Я затаилась. Вот ведь беда, я совершенно не умела высказывать сочувствие. Мне казалось, что любые сказанные слова будут лишними и глупыми.
– Мне жаль, – прошептала я, зная, что Габриэль меня услышит.
Это все, что пришло в голову. У меня никогда не было людей, которых я бы любила.
– Это я к чему, – шмыгая носом, добавила Габриэль, – такое затишье… не к добру, попомни мои слова.
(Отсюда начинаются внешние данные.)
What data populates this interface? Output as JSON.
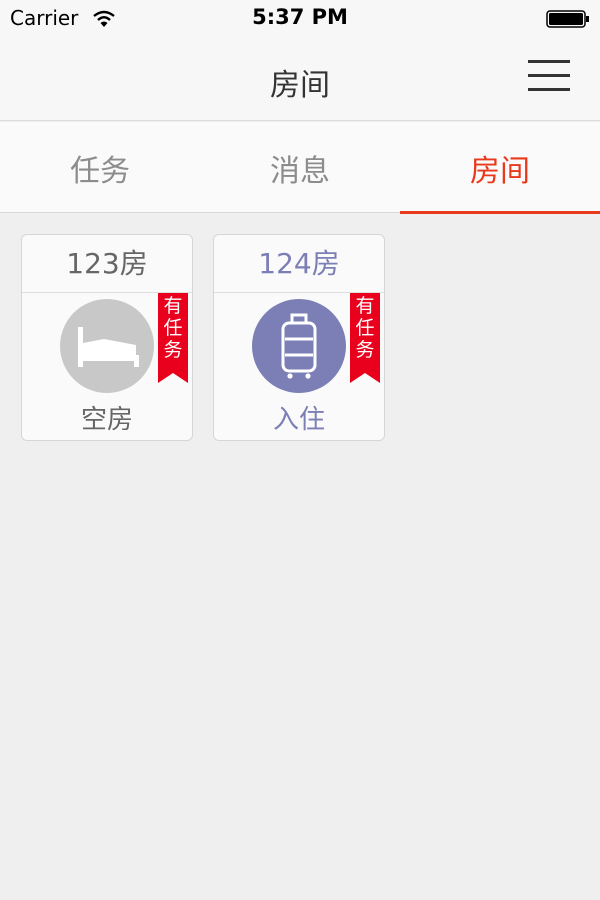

Потом она повозилась в кровати, все еще всхлипывая.
– Давай спать, Ильса.
– Давай, – тихо согласилась я.
…Не знаю, сколько прошло времени. Я лежала, зарывшись в одеяло, но сон не шел. В первый раз в Бреннене у меня не получалось уснуть, раньше все было просто: как только голову к подушке – и проваливаюсь прямиком к дому с розами. Я ворочалась с боку на бок, и из головы не шли слова Габи о том, что впереди нечто плохое. И я как будто заразилась от нее этим ожиданием. Ступни зябли под одеялом, подушка казалась жесткой и неудобной. Бред! Я раньше вообще обходилась без подушки, и мне это не мешало. И так я лежала, таращась в темноту, слушая тихое сопение Габриэль – до тех пор, пока в углу не раздался едва различимый шорох, а взгляд не уловил смутное движение.
Во рту мгновенно пересохло. Я хотела закричать – и не могла, вопль застыл в горле. Получился слабый хрип, который и Габи не разбудил. Кто это? Убийца?
В комнате было темно, но сквозь окно все-таки сочился слабый свет убывающей луны. На мгновение крупный силуэт заслонил окно, а я… словно очнулась. И, набрав побольше воздуха, все же закричала.
Закричала бы.
Но неизвестный молниеносно метнулся вперед и закрыл мне рот ладонью, так, что я просто подавилась собственным воплем. Его лицо склонилось в темноте к моему, парой серебряных монет блеснули глаза, похоже, не совсем человеческие.
– Тише, Ильса, тшш…
И я попросту обмякла в кровати, перед глазами все завертелось.
– Прости, я тебя испугал, – мрачно заключил Винсент.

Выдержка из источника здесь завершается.